Genau hinhören

von Vera Lisakowski

Teil 2

Sehr betulich ist auch der Name "Sonntagsspaziergang", die Sendung ist aber viel mehr als ein eineinhalbstündiger Ausflug in den Park. Bis zu 30 Minuten dauern die Reportagen: Vor dem geistigen Auge baumeln armdicke Schlingpflanzen von haushohen Bäumen, mit dem Reporter schlägt man sich durch den brasilianischen Dschungel auf der Suche nach seltenen Vögeln. Der Nacken schmerzt nach der unbequemen Nacht in der Hängematte und bei jedem Schritt quatschen die Gummistiefel im Schlamm. Oder die Küche wird unversehens zur Kombüse eines Containerschiffes auf dem Atlantik, neben einem schält ein philippinischer Koch die Kartoffeln und erzählt von seiner Sehnsucht nach Frau und Kindern, die er seit acht Monaten nicht gesehen hat. Der so harmlos anmutende "Sonntagsspaziergang" ist sicher das aufregendste Reisemagazin im deutschen Hörfunk.

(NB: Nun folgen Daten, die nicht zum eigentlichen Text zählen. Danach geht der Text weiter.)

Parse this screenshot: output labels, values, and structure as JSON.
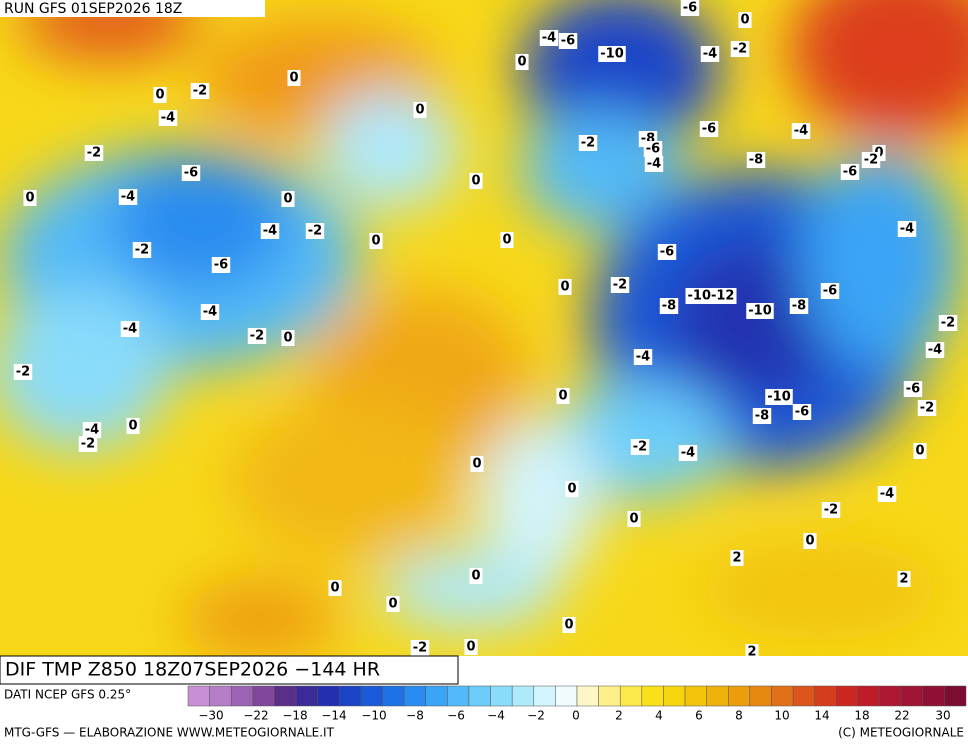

Mutig ist dieser Sender mit seinem Wortprogramm, und auch weil er es wagt, Wolfgang Joop zu einem anderthalbstündigen Live-Interview einzuladen. Dieser Mann redet so viel, dass selbst der versierteste Moderator kaum noch zu Wort kommt. Er wie auch die Hörer lernen in den ersten 30 Minuten viel über die deutsche Nachkriegsmode. So viel, dass die Erleichterung des Moderators über die nun folgenden Nachrichten mitschwingt, als er den Modeschöpfer unsanft unterbricht. Nach einer weiteren Stunde sind die beiden wenigstens so weit in der Gegenwart angekommen, dass wir ein verblüffendes Detail über Wolfgang Joops nagelneue, sehr teure und noch unbequemere Gucci-Schuhe erfahren: Sie werden jetzt vom Gärtner eingetragen. Eigentlich heißt diese Sendung ja "Zwischentöne" – hier sollten sich Gespräch und Musik abwechseln. Bei solch einem Gesprächspartner ein aussichtsloses Unterfangen.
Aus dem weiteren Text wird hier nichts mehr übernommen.